The Hillsborough County Attorney has asked a court for permission to hold child molester Thomas Stephen Hurley, 47, of Manchester, until a civil commitment hearing can be held under the state’s new sexual predator law.

Psychological experts who examined Hurley say he suffers a personality disorder and is very likely to commit new sex crimes.

“The (experts) further cited his manipulative behavior, his lack of impulse control, his disruptive behavior, his poor work history, his lack of remorse for his victims and his lack of empathy for others generally,” the county attorney’s office said in its petition.

Hurley was convicted in 1986 of raping a 10-year-old boy in Manchester and sentenced to serve two 71/2-to-15-year sentences. He also was accused of inviting at least two boys to his home and showing them pornography.

He is scheduled for release from prison July 9. If he is civilly committed after a trial, the state would be obliged to provide sex offender treatment for him.

Records show Hurley signed up for sex offender treatment in prison after his conviction, but was dropped from the program after a few months. Prison officials said they thought he was insincere about changing his behavior.

Hurley, who authorities said had a history of abusing other young boys, has repeatedly asked for a second chance at treatment – even inquiring about the possibility of castration – but prison officials have turned him down.

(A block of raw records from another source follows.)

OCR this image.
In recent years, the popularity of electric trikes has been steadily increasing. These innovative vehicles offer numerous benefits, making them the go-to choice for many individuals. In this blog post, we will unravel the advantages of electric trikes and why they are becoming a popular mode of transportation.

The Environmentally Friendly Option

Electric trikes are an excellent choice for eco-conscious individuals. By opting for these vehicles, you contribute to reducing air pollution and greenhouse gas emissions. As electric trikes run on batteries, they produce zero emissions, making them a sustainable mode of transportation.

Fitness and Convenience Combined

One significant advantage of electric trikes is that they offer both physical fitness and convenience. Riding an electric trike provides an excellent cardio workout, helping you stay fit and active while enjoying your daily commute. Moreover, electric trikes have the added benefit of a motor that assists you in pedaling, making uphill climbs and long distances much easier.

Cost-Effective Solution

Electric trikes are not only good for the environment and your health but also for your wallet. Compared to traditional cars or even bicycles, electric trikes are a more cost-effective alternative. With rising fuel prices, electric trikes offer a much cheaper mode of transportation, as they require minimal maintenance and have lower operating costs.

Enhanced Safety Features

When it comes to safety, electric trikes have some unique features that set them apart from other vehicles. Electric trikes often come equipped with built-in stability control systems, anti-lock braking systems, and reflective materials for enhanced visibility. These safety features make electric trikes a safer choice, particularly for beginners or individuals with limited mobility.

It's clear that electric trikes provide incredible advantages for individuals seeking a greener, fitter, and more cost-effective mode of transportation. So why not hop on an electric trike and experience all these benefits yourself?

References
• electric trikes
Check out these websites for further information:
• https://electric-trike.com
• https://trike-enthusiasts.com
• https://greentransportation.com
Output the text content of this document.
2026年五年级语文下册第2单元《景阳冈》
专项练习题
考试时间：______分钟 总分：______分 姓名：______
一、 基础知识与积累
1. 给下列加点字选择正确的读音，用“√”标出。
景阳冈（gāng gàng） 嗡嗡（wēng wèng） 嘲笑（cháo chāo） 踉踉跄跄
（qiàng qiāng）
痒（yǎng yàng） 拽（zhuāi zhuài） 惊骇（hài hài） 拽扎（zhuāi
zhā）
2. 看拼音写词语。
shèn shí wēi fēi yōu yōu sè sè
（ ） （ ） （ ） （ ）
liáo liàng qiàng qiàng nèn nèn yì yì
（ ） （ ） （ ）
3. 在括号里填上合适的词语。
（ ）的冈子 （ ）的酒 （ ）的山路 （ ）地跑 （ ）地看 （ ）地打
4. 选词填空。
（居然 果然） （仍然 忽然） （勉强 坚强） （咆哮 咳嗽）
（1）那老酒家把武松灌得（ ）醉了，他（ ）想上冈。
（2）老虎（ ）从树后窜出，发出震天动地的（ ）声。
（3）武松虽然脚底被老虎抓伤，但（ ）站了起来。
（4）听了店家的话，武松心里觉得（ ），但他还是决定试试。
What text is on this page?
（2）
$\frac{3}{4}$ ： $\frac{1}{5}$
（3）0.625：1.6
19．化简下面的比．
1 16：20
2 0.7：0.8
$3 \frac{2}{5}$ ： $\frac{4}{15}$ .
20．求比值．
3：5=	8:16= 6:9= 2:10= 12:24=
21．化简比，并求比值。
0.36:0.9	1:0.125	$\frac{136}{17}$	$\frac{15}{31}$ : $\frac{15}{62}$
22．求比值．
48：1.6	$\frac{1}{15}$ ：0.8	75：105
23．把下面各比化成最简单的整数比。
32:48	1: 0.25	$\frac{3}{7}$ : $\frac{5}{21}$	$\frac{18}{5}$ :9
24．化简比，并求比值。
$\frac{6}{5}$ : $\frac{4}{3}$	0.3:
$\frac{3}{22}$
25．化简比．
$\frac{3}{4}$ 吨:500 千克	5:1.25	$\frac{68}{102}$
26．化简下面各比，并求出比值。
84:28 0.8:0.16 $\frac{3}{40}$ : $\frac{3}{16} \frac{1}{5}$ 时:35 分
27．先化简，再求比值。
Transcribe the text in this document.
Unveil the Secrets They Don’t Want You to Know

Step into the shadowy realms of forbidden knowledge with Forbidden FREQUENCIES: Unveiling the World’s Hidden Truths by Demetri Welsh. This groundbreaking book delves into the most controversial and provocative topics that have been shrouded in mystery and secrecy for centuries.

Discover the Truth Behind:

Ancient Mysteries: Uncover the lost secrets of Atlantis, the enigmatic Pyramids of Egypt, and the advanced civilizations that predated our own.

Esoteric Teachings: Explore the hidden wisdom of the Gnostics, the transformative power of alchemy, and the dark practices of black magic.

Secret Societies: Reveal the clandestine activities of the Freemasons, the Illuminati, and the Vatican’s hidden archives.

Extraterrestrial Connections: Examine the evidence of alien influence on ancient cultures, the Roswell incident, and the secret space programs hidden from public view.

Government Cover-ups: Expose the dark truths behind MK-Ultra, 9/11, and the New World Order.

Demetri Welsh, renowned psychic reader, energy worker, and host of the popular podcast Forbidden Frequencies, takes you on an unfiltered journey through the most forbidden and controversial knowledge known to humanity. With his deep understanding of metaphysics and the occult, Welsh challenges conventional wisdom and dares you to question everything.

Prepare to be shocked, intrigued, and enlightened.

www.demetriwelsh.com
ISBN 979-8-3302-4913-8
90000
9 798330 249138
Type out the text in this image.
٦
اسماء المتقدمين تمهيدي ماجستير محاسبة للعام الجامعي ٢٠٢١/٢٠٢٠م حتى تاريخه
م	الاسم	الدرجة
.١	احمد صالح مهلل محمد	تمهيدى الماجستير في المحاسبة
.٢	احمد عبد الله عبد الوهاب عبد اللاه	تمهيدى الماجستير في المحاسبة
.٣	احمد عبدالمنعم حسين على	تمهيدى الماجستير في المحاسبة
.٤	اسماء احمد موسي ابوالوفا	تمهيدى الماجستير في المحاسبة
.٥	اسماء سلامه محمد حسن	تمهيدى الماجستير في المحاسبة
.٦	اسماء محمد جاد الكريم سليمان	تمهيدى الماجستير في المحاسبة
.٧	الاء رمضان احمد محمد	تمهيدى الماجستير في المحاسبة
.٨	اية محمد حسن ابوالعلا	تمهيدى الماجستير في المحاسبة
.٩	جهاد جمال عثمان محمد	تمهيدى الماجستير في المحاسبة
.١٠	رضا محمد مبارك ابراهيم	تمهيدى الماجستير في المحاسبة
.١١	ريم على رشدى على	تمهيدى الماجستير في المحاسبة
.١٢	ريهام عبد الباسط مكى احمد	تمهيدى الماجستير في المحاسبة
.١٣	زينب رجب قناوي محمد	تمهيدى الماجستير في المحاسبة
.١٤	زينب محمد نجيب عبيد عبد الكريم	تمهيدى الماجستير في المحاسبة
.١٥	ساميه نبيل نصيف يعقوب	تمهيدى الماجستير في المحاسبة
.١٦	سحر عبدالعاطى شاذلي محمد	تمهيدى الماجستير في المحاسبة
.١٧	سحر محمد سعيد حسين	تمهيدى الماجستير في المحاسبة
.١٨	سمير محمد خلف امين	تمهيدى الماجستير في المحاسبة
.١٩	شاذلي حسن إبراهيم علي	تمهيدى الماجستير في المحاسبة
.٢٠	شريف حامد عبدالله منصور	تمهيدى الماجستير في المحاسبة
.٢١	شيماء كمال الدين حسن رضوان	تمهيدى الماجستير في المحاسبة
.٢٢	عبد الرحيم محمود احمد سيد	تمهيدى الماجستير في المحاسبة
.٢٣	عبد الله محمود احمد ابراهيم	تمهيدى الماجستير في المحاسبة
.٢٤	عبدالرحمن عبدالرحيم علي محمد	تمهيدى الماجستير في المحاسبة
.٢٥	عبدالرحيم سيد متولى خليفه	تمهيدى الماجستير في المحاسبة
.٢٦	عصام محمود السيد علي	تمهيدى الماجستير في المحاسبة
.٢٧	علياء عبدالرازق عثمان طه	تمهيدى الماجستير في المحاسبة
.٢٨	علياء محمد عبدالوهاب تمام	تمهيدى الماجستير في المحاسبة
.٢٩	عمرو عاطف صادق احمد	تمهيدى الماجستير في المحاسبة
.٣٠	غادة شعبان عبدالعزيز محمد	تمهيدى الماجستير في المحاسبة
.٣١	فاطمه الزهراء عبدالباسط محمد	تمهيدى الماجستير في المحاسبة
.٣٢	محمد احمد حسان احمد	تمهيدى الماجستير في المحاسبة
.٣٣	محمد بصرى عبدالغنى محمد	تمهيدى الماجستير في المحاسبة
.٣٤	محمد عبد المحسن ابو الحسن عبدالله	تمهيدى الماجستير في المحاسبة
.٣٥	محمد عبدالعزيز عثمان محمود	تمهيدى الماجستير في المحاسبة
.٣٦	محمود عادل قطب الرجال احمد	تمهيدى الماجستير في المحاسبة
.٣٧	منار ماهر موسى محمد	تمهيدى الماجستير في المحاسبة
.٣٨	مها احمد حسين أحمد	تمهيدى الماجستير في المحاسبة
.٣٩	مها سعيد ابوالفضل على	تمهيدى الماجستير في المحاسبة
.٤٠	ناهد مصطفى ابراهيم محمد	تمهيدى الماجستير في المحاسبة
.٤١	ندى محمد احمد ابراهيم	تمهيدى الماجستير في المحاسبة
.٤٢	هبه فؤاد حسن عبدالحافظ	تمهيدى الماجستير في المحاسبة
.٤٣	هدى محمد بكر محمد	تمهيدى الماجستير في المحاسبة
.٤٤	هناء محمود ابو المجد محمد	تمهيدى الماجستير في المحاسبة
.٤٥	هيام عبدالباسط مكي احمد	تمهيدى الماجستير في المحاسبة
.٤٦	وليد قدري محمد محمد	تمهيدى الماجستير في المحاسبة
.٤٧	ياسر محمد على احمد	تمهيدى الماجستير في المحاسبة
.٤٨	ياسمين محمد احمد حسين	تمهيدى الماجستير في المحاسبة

“I have a right to treatment as anybody else, no matter how slow I am,” he wrote in a 1995 request.

The director of the program, Lance Messinger, replied: “It has been determined that you are unamenable to treatment.”

His sentencing judge, now a justice on the state Supreme Court, twice asked the prison and prosecutors to find an alternative treatment program for Hurley, citing his emotional and mental difficulties.

“The court again exhorts the state to seek an alternative for Mr. Hurley,” then-Superior Judge Linda Dalianis wrote in 1994.

Prosecutors told the Concord Monitor they could not comment Friday.